Certo dia, um homem saiu da cidade andando a pé. Quando ele estava encostado numa porteira, num lugar quase deserto, deu de cara com uma caveira muito feia. De propósito, ele lhe deu um pontapé e, em seguida, disse em brincadeira:
- Quem foi que te matou, caveira?
Mas, para seu espanto, os ossos da caveira, muito brancos, após estalar, lhe respondeu:
- Foi a língua.
O medo tomou de conta do homem. Mais que depressa, ele saiu correndo numa carreira louca, em direção da cidade. Mostrando-se muito nervoso, contava a todos o que lhe acontecera. O povo lhe dizia:
- Não pode ser. Isso é invenção de sua cabeça.
- Não, não, o homem rebatia. - Eu juro, eu vi e ouvi direitinho a caveira falar.
- Uma caveira falando? Isso é uma loucura, meu amigo.
- Mas é verdade. Eu juro, juro.
Alguns começara então a acreditar no homem. Já outros não. E a notícia correu a cidade, até que chegou ao palácio do rei.
Aí, o rei mandou chamar o homem que fez o alvoroço na cidade e lhe perguntou:
- Mas que história é essa, meu amigo?
De imediato, o homem contou ao rei tudo o que havia passado com ele. Falou às pressas, se arrepiando só de se lembrar do susto que teve.
- Eu juro majestade, concluiu o homem para o rei. - Eu juro, pela alma da minha mãe.
O rei se desencostou do trono e, com um dedo em riste, sacudindo-o diante do nariz do homem, lhe falou:
- Eu quero ir ver isso. Mas uma coisa eu lhe digo: se for sua mentira, eu mando pegar você e botar você pendurado na primeira árvore que eu encontrar.

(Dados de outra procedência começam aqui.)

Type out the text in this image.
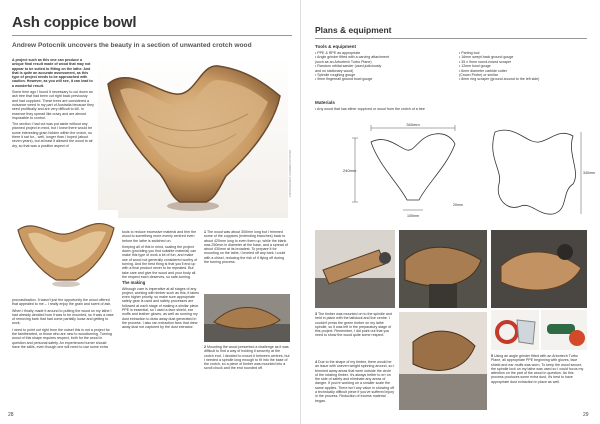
Ash coppice bowl
Andrew Potocnik uncovers the beauty in a section of unwanted crotch wood

A project such as this one can produce a unique final result made of wood that may not appear to be suited to fitting on the lathe. And that is quite an accurate assessment, as this type of project needs to be approached with caution. However, as you will see, it can lead to a wonderful result.

Some time ago I found it necessary to cut down an ash tree that had been cut right back previously and had coppiced. These trees are considered a nuisance weed in my part of Australia because they seed prolifically and are very difficult to kill. In essence they spread like crazy and are almost impossible to control.

The section I had cut was put aside without any planned project in mind, but I knew there would be some interesting grain hidden within the crotch, so there it sat for... well, longer than I hoped (about seven years), but at least it allowed the wood to air dry, so that was a positive aspect of

PHOTOGRAPHY: ANDREW POTOCNIK

procrastination. It wasn't just the opportunity the wood offered that appealed to me – I really enjoy the grain and scent of ash.

When I finally made it around to putting the wood on my lathe I had already decided how it was to be mounted, so it was a case of removing bark that had come partially loose and getting to work.

I need to point out right from the outset this is not a project for the fainthearted, or those who are new to woodturning. Turning wood of this shape requires respect, both for the wood in question and personal safety. An experienced turner should have the skills, even though one will need to use some extra

tools to reduce excessive material and trim the wood to something more evenly centred even before the lathe is switched on.

Keeping all of this in mind, scaling the project down (providing you find suitable material) can make this type of work a lot of fun, and make use of wood not generally considered worthy of turning. And the best thing is that you'll end up with a final product never to be repeated. But take care and give the wood and your body all the respect each deserves, so safe-turning.

The making

Although care is imperative at all stages of any project, working with timber such as this, it takes even higher priority, so make sure appropriate safety gear is used and safety processes are followed at each stage of making a similar piece. PPE is essential, so I used a face shield, ear muffs and leather gloves, as well as running my dust extraction to draw away dust generated in the process. I also ran extraction fans that drew away dust not captured by the dust extractor.

1 The wood was about 300mm long but I trimmed some of the coppices (extending branches) back to about 420mm long to even them up, while the blank was 250mm in diameter at the base, and a spread of about 430mm at its broadest. To prepare it for mounting on the lathe, I leveled off any bark I could with a chisel, reducing the risk of it flying off during the turning process.

2 Mounting the wood presented a challenge as it was difficult to find a way of holding it securely at the crotch end. I decided to mount it between centres, but I needed a spindle long enough to fit into the base of the crotch, so a piece of timber was mounted into a scroll chuck and the end rounded off.

28
Plans & equipment
Tools & equipment
• PPE & RPE as appropriate
• Angle grinder fitted with a carving attachment
(such as an Arbortech Turbo Plane)
• Random orbital sander (used judiciously
and on stationary wood)
• Spindle roughing gouge
• 9mm fingernail ground bowl gouge
• Parting tool
• 16mm swept back ground gouge
• 35 x 9mm round-nosed scraper
• 12mm bowl gouge
• 6mm diameter carbide cutter
(Crown Probe) or similar
• 8mm ring scraper (ground around to the left side)
Materials
• Any wood that has either coppiced or wood from the crotch of a tree
340mm
240mm
105mm
20mm
340mm

3 The timber was mounted on to the spindle and held in place with the tailstock and live centre. I couldn't press the green timber on my lathe spindle, so it was left in the preparatory stage of this project. Remember, I did point out that you need to show the wood quite some respect.

4 Due to the shape of my timber, there would be an issue with uneven weight spinning around, so I trimmed away areas that were outside the circle of the rotating timber. It's always better to err on the side of safety and eliminate any areas of danger. If you're working on a smaller scale the same applies. There isn't any value in showing off a technically difficult piece if you've suffered injury in the process. Reduction of excess material began.

5 Using an angle grinder fitted with an Arbortech Turbo Plane, all appropriate PPE beginning with gloves, face shield and ear muffs was worn. To keep the wood secure, the spindle lock on my lathe was used so I could focus my attention on the part of the wood in question. As this process produces some extra dust, it's best to have appropriate dust extraction in place as well.

29
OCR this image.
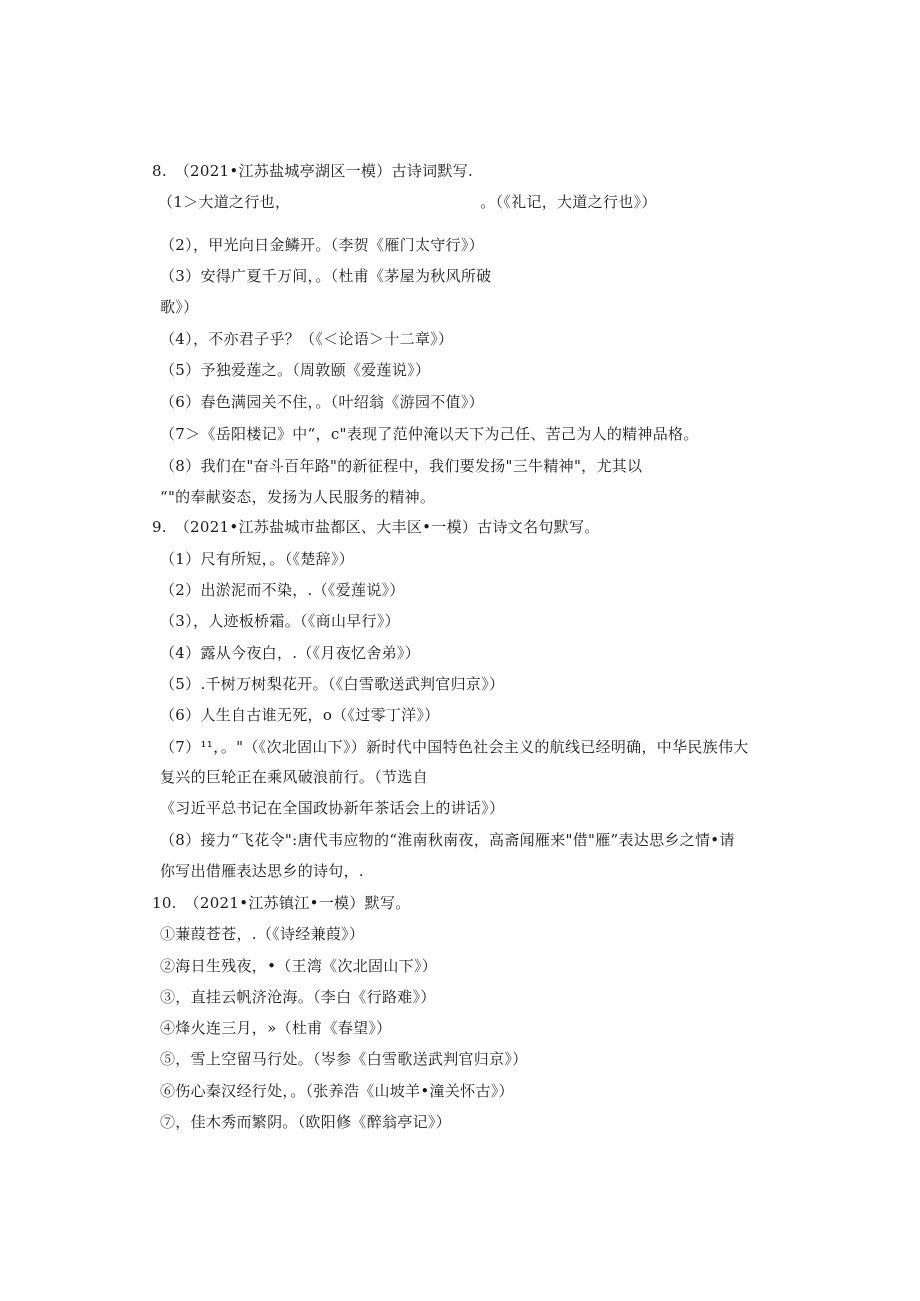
8.　（2021•江苏盐城亭湖区一模）古诗词默写.
（1＞大道之行也，	。（《礼记，大道之行也》）
（2），甲光向日金鳞开。（李贺《雁门太守行》）
（3）安得广夏千万间，。（杜甫《茅屋为秋风所破
歌》）
（4），不亦君子乎？（《＜论语＞十二章》）
（5）予独爱莲之。（周敦颐《爱莲说》）
（6）春色满园关不住，。（叶绍翁《游园不值》）
（7＞《岳阳楼记》中“，c"表现了范仲淹以天下为己任、苦己为人的精神品格。
（8）我们在"奋斗百年路"的新征程中，我们要发扬"三牛精神"，尤其以
“"的奉献姿态，发扬为人民服务的精神。
9.　（2021•江苏盐城市盐都区、大丰区•一模）古诗文名句默写。
（1）尺有所短，。（《楚辞》）
（2）出淤泥而不染，.（《爱莲说》）
（3），人迹板桥霜。（《商山早行》）
（4）露从今夜白，.（《月夜忆舍弟》）
（5）.千树万树梨花开。（《白雪歌送武判官归京》）
（6）人生自古谁无死，o（《过零丁洋》）
（7）¹¹，。"（《次北固山下》）新时代中国特色社会主义的航线已经明确，中华民族伟大
复兴的巨轮正在乘风破浪前行。（节选自
《习近平总书记在全国政协新年茶话会上的讲话》）
（8）接力“飞花令":唐代韦应物的“淮南秋南夜，高斋闻雁来"借"雁”表达思乡之情•请
你写出借雁表达思乡的诗句，.
10.　（2021•江苏镇江•一模）默写。
①蒹葭苍苍，.（《诗经兼葭》）
②海日生残夜，•（王湾《次北固山下》）
③，直挂云帆济沧海。（李白《行路难》）
④烽火连三月，»（杜甫《春望》）
⑤，雪上空留马行处。（岑参《白雪歌送武判官归京》）
⑥伤心秦汉经行处，。（张养浩《山坡羊•潼关怀古》）
⑦，佳木秀而繁阴。（欧阳修《醉翁亭记》）
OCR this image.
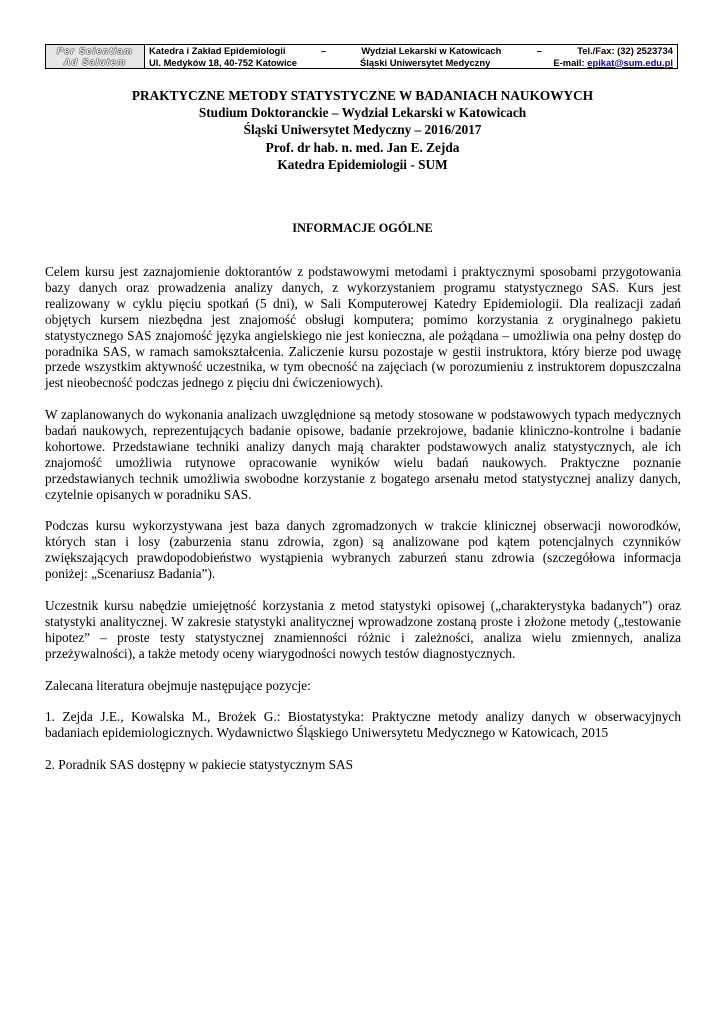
Per Scientiam
Ad Salutem

Katedra i Zakład Epidemiologii	–	Wydział Lekarski w Katowicach	–	Tel./Fax: (32) 2523734
Ul. Medyków 18, 40-752 Katowice	Śląski Uniwersytet Medyczny	E-mail: epikat@sum.edu.pl
PRAKTYCZNE METODY STATYSTYCZNE W BADANIACH NAUKOWYCH
Studium Doktoranckie – Wydział Lekarski w Katowicach
Śląski Uniwersytet Medyczny – 2016/2017
Prof. dr hab. n. med. Jan E. Zejda
Katedra Epidemiologii - SUM
INFORMACJE OGÓLNE

Celem kursu jest zaznajomienie doktorantów z podstawowymi metodami i praktycznymi sposobami przygotowania bazy danych oraz prowadzenia analizy danych, z wykorzystaniem programu statystycznego SAS. Kurs jest realizowany w cyklu pięciu spotkań (5 dni), w Sali Komputerowej Katedry Epidemiologii. Dla realizacji zadań objętych kursem niezbędna jest znajomość obsługi komputera; pomimo korzystania z oryginalnego pakietu statystycznego SAS znajomość języka angielskiego nie jest konieczna, ale pożądana – umożliwia ona pełny dostęp do poradnika SAS, w ramach samokształcenia. Zaliczenie kursu pozostaje w gestii instruktora, który bierze pod uwagę przede wszystkim aktywność uczestnika, w tym obecność na zajęciach (w porozumieniu z instruktorem dopuszczalna jest nieobecność podczas jednego z pięciu dni ćwiczeniowych).

W zaplanowanych do wykonania analizach uwzględnione są metody stosowane w podstawowych typach medycznych badań naukowych, reprezentujących badanie opisowe, badanie przekrojowe, badanie kliniczno-kontrolne i badanie kohortowe. Przedstawiane techniki analizy danych mają charakter podstawowych analiz statystycznych, ale ich znajomość umożliwia rutynowe opracowanie wyników wielu badań naukowych. Praktyczne poznanie przedstawianych technik umożliwia swobodne korzystanie z bogatego arsenału metod statystycznej analizy danych, czytelnie opisanych w poradniku SAS.

Podczas kursu wykorzystywana jest baza danych zgromadzonych w trakcie klinicznej obserwacji noworodków, których stan i losy (zaburzenia stanu zdrowia, zgon) są analizowane pod kątem potencjalnych czynników zwiększających prawdopodobieństwo wystąpienia wybranych zaburzeń stanu zdrowia (szczegółowa informacja poniżej: „Scenariusz Badania”).

Uczestnik kursu nabędzie umiejętność korzystania z metod statystyki opisowej („charakterystyka badanych”) oraz statystyki analitycznej. W zakresie statystyki analitycznej wprowadzone zostaną proste i złożone metody („testowanie hipotez” – proste testy statystycznej znamienności różnic i zależności, analiza wielu zmiennych, analiza przeżywalności), a także metody oceny wiarygodności nowych testów diagnostycznych.

Zalecana literatura obejmuje następujące pozycje:

1. Zejda J.E., Kowalska M., Brożek G.: Biostatystyka: Praktyczne metody analizy danych w obserwacyjnych badaniach epidemiologicznych. Wydawnictwo Śląskiego Uniwersytetu Medycznego w Katowicach, 2015

2. Poradnik SAS dostępny w pakiecie statystycznym SAS
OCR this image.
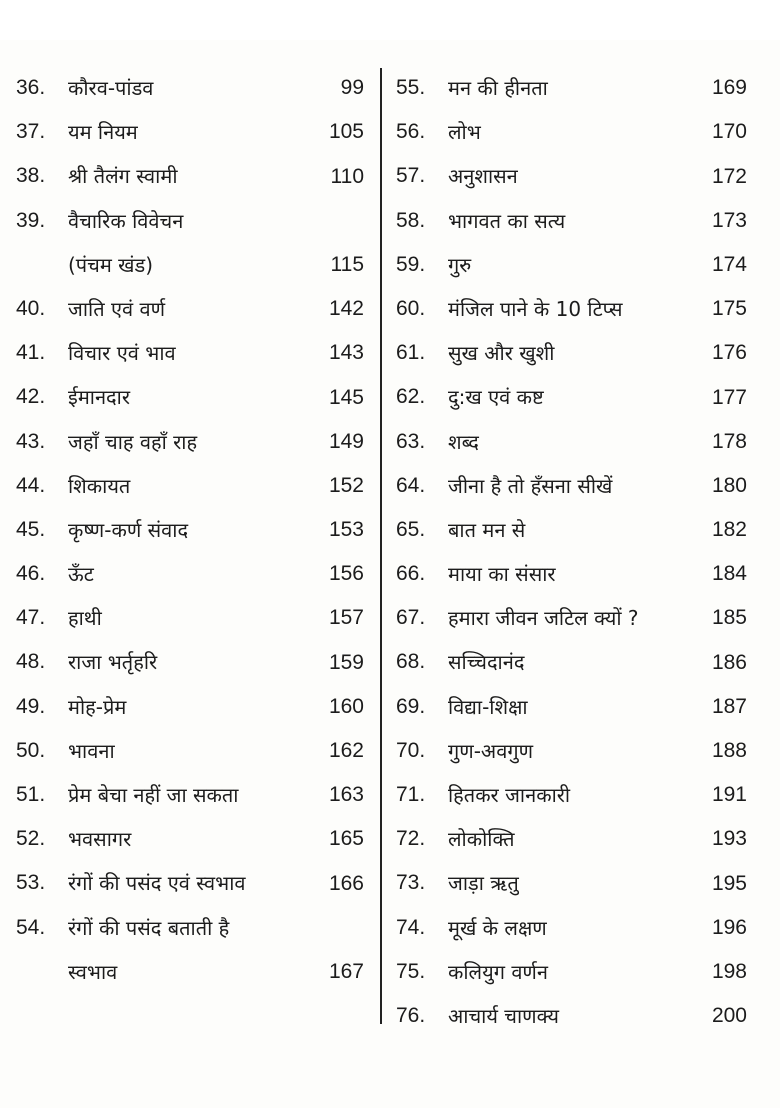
36. कौरव-पांडव	99
37. यम नियम	105
38. श्री तैलंग स्वामी	110
39. वैचारिक विवेचन
(पंचम खंड)	115
40. जाति एवं वर्ण	142
41. विचार एवं भाव	143
42. ईमानदार	145
43. जहाँ चाह वहाँ राह	149
44. शिकायत	152
45. कृष्ण-कर्ण संवाद	153
46. ऊँट	156
47. हाथी	157
48. राजा भर्तृहरि	159
49. मोह-प्रेम	160
50. भावना	162
51. प्रेम बेचा नहीं जा सकता	163
52. भवसागर	165
53. रंगों की पसंद एवं स्वभाव	166
54. रंगों की पसंद बताती है
स्वभाव	167
55. मन की हीनता	169
56. लोभ	170
57. अनुशासन	172
58. भागवत का सत्य	173
59. गुरु	174
60. मंजिल पाने के 10 टिप्स	175
61. सुख और खुशी	176
62. दु:ख एवं कष्ट	177
63. शब्द	178
64. जीना है तो हँसना सीखें	180
65. बात मन से	182
66. माया का संसार	184
67. हमारा जीवन जटिल क्यों ?	185
68. सच्चिदानंद	186
69. विद्या-शिक्षा	187
70. गुण-अवगुण	188
71. हितकर जानकारी	191
72. लोकोक्ति	193
73. जाड़ा ऋतु	195
74. मूर्ख के लक्षण	196
75. कलियुग वर्णन	198
76. आचार्य चाणक्य	200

Então fizeram um grande cortejo. Adiante ia o rei no seu cavalo branco, todo enfeitado com ouro e prata. Logo atrás, os nobres, muito bem vestidos. E, por fim, os soldados. Lá na frente do cortejo, caminhava a pé, com as mãos amarradas, o coitado do homem. Uns riam e diziam gracejos para com o homem. Até que chegaram junto à porteira. Calaram-se todos para ouvir, o pobre homem, trêmulo, perguntar à caveira:
- Quem foi que te matou, caveira?
A caveira quieta estava, quieta ficou. O moço pensou que talvez tivesse falado baixo. Em voz mais alta, perguntou de novo `caveira:
- Quem foi que te matou, caveira?
E a caveira continuava muda.
- Quem foi que te matou, caveira? - gritava o homem desesperado, já com os olhos arregalados, com as veias do pescoço quase se explodindo. Dava até para ver que o homem ia ter um ataque de coração.
- Quem foi que te matou, caveira? Quem foi que te matou, caveira? Avie, logo. Diga, diga.
E aquela caveira muito branca, brilhando no sol, continuava num silêncio só. Foi aí que o moço perdeu a cabeça. Começou a chutar a caveira, chegava suava de tanto desespero.
- Diga logo. Diga logo. Quem foi que te matou, caveira?
Como a caveira não respondeu ao homem, o rei mandou o carrasco pegá-lo. Aí ele fez o nó na corda com dedos ágeis e botou o homem enforcado numa árvore à beira do caminho. Depois disso, seguiu a comitiva de volta para a cidade, mas sem nenhuma animação.
Lá atrás, ficou tudo em silêncio. Ninguém passava lá onde estava o homem enforcado. Quando começou a anoitecer, a caveira se mexeu sobre si mesma e, aos pulos, chegou debaixo da árvore onde estava o homem enforcado. E diante dele, com o buraco das órbitas vazias virados para cima, dirigiu-se ao morto:
- Eu não te falei que quem te matou foi a língua?